Il résulte de l’article R.4741-1 du Code du travail, qu’en pareille hypothèse la sanction est une peine d’amende prévue pour les contraventions de 5e classe, c’est-à-dire 1.500 euros.

En cas de récidive, le chef d’entreprise encourt une peine d’amende de 3.000 euros.

Faute délibérée & faute caractérisée de l’employeur

En matière de COVID-19, et sauf à considérer que la contamination ou la fin de la contamination repose sur la seule personne du dirigeant, le lien de causalité ne peut être qu’indirect. En conséquence, et conformément aux dispositions de l’article 121-3 du Code pénal, la responsabilité pénale du dirigeant personne physique ne peut être recherchée que dans deux situations.

D’une part, en cas de commission d’une faute délibérée à savoir la violation manifestement délibérée d’une obligation particulière de prudence ou de sécurité prévue par la loi ou le règlement ce qui a exposé autrui à un risque d’une particulière gravité que le dirigeant ne pouvait ignorer.

Pour autant, il paraît difficile de retenir une faute délibérée du chef d’entreprise dès lors que s’agissant du COVID-19, il n’est à ce jour soumis à aucune obligation particulière de prudence ou de sécurité prévue par la loi ou le règlement.

Précision doit être faite que la notion de « règlement » doit être entendue au sens constitutionnel du terme et donc renvoyée aux actes de portée générale pris par les autorités administratives.

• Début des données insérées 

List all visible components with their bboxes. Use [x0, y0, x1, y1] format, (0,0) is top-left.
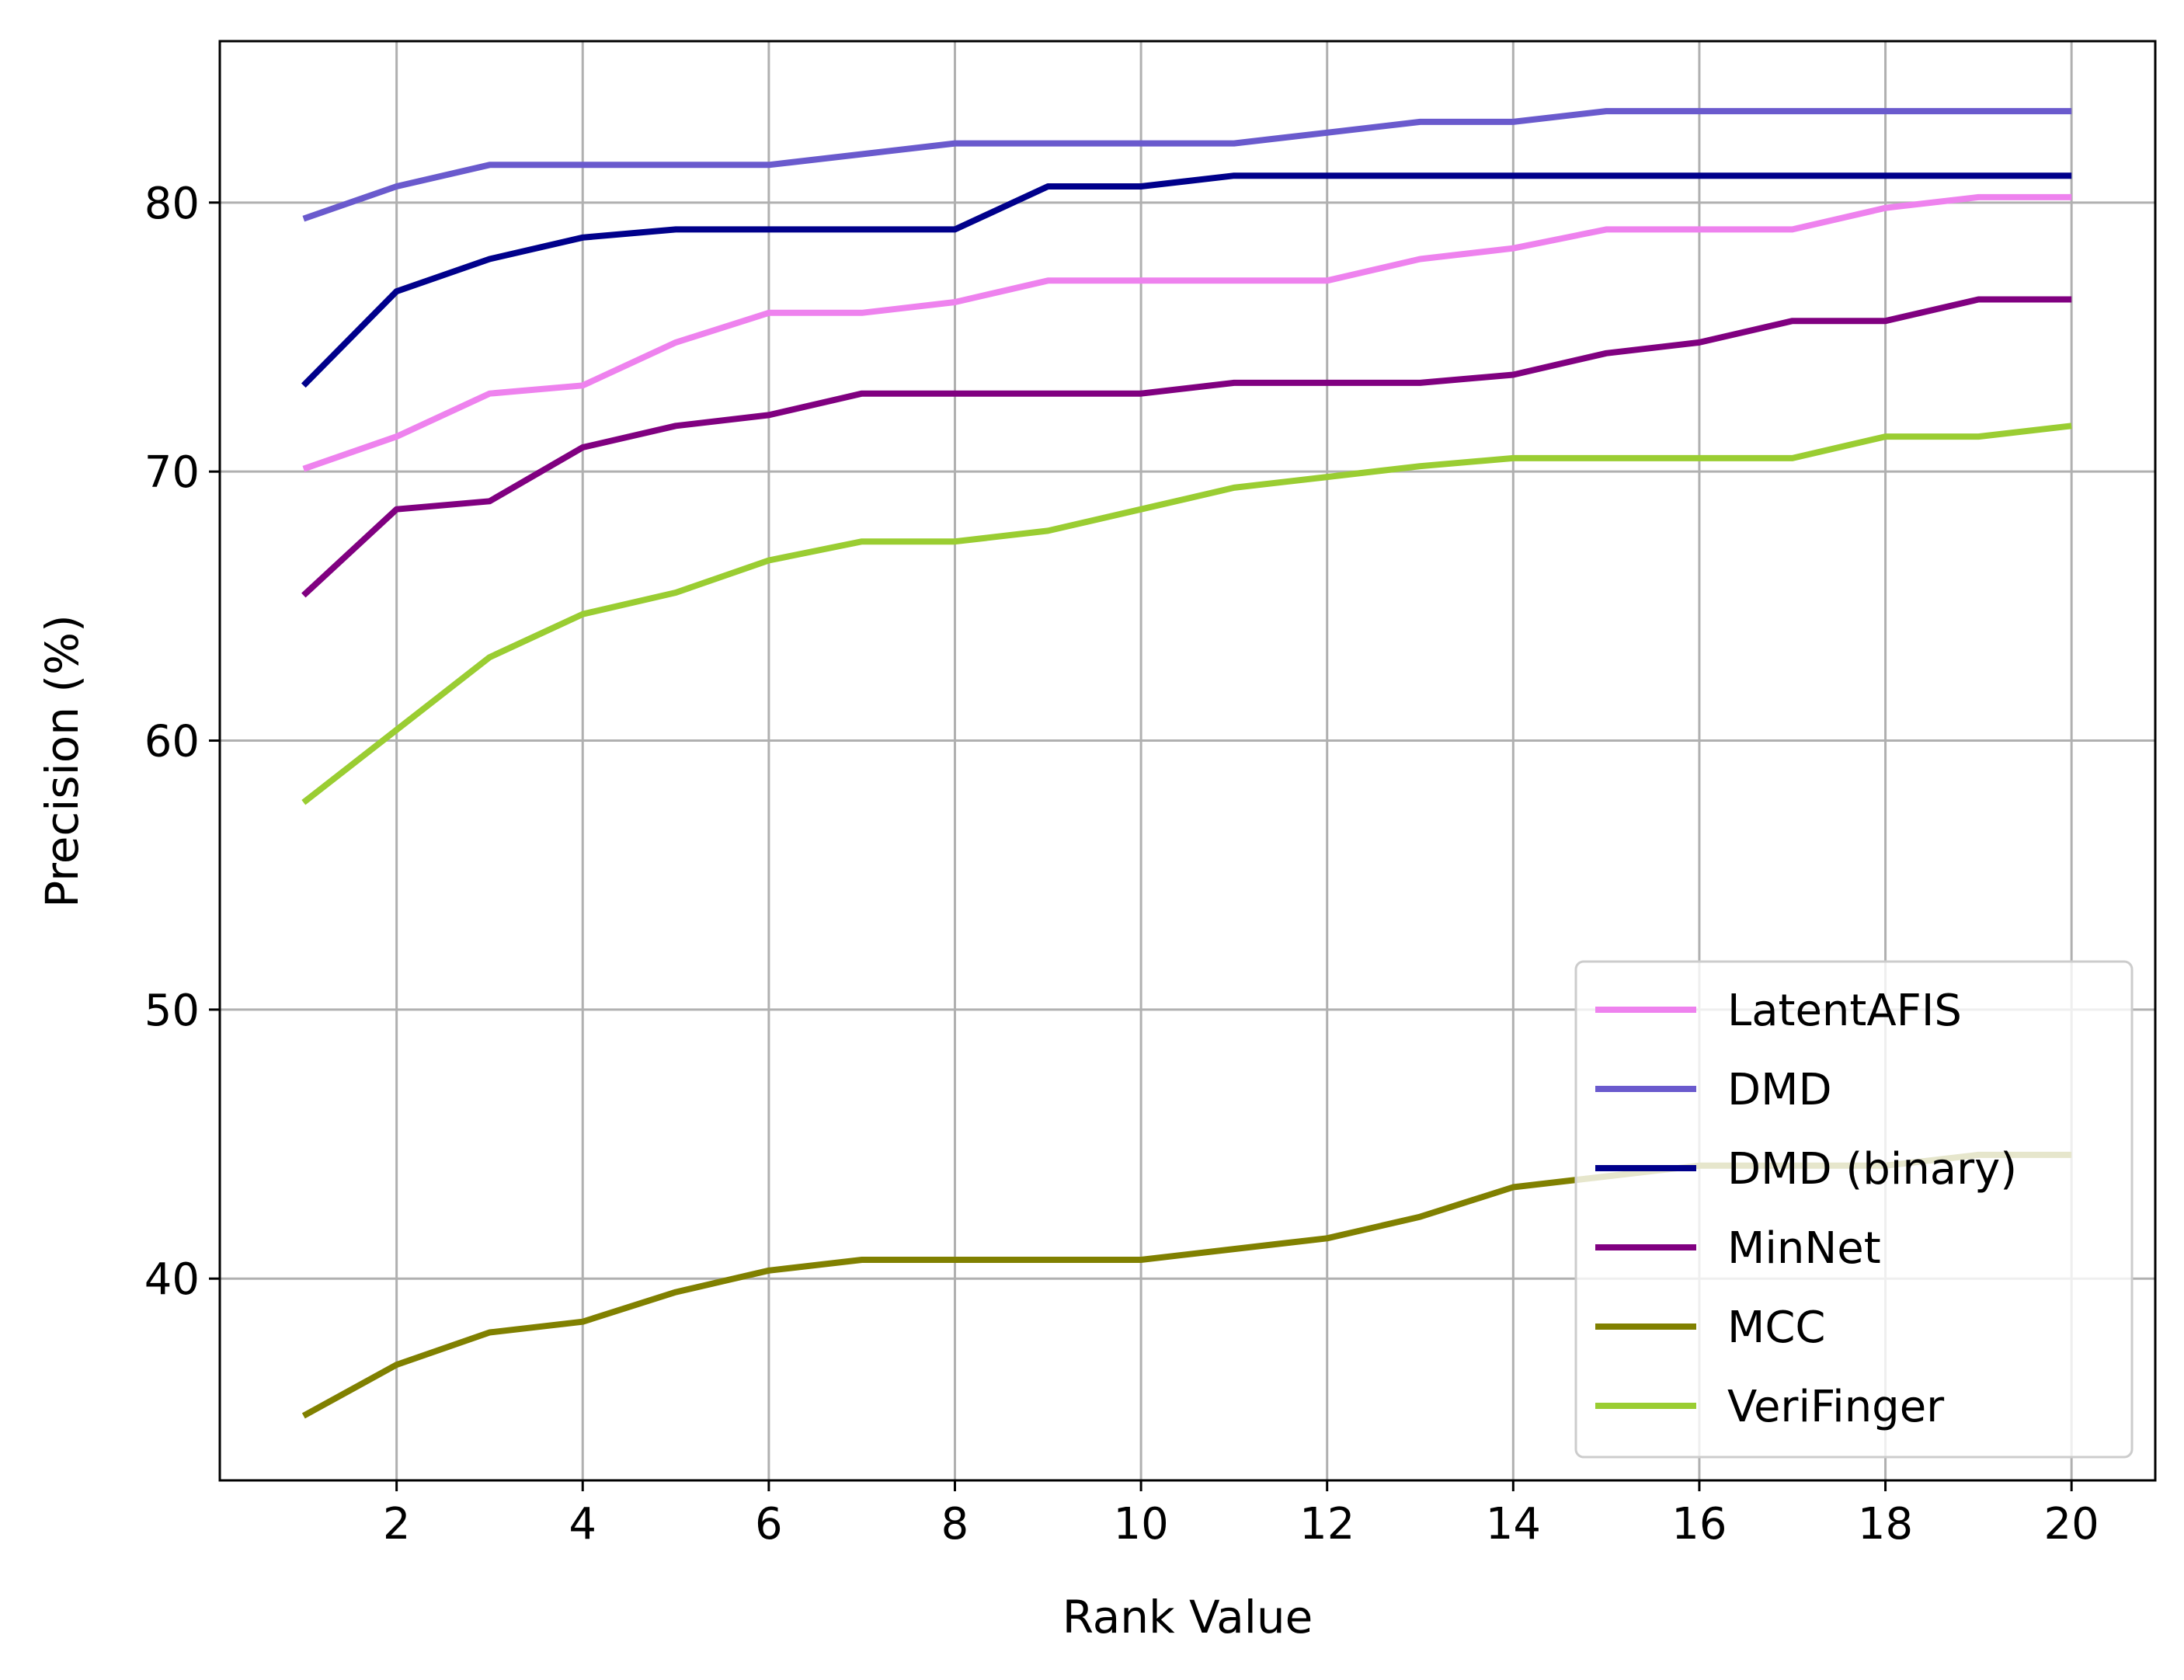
y-axis-label: Precision (%) — [36, 614, 89, 908]
series-line-minnet — [301, 296, 2072, 598]
legend-label: VeriFinger — [1727, 1382, 1945, 1432]
y-tick-label: 40 — [144, 1254, 200, 1305]
x-tick-label: 6 — [755, 1499, 783, 1550]
y-tick-label: 60 — [144, 717, 200, 767]
x-tick-label: 2 — [383, 1499, 411, 1550]
x-tick-label: 18 — [1858, 1499, 1913, 1550]
x-tick-label: 12 — [1299, 1499, 1355, 1550]
series-line-latentafis — [302, 193, 2072, 472]
legend-label: MinNet — [1727, 1223, 1881, 1274]
x-axis-label: Rank Value — [1062, 1591, 1313, 1643]
tick-layer: 2 4 6 8 10 12 14 16 18 20 40 50 60 70 80 — [144, 179, 2099, 1550]
legend-label: MCC — [1727, 1303, 1826, 1353]
x-tick-label: 8 — [941, 1499, 969, 1550]
legend: LatentAFIS DMD DMD (binary) MinNet MCC VeriFi… — [1574, 960, 2134, 1459]
series-line-verifinger — [301, 423, 2072, 805]
legend-label: LatentAFIS — [1727, 986, 1962, 1036]
x-tick-label: 4 — [569, 1499, 596, 1550]
x-tick-label: 16 — [1671, 1499, 1727, 1550]
y-tick-label: 70 — [144, 447, 200, 498]
series-layer — [301, 108, 2072, 1419]
y-tick-label: 80 — [144, 179, 200, 229]
legend-label: DMD — [1727, 1065, 1832, 1115]
x-tick-label: 14 — [1486, 1499, 1541, 1550]
legend-box — [1574, 960, 2134, 1459]
series-line-dmd — [302, 108, 2072, 222]
x-tick-label: 10 — [1113, 1499, 1168, 1550]
x-tick-label: 20 — [2044, 1499, 2099, 1550]
plot-frame — [218, 40, 2157, 1482]
y-tick-label: 50 — [144, 986, 200, 1036]
legend-label: DMD (binary) — [1727, 1144, 2017, 1195]
series-line-dmd-binary — [301, 172, 2072, 388]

Les dispositions des articles L.4121-1, L.4121-2 et R.4422-1 du Code du travail ne constituent pas des obligations particulières de prudence ou de sécurité mais une obligation générale de sécurité. La violation de ces dispositions en saurait constituer une faute délibérée au sens de l’article 121-3 du Code pénal.

D’autre part, en cas de commission d’une faute caractérisée qui a exposé autrui à un risque d’une particulière gravité que le dirigeant ne pouvait ignorer.

La faute caractérisée apparaît comme un fondement plus sérieux pour retenir la responsabilité pénale du dirigeant en matière de COVID-19.

Pour cela, il faudra prouver que le dirigeant avait pleinement conscience de la situation qu’il faisait encourir à ses salariés.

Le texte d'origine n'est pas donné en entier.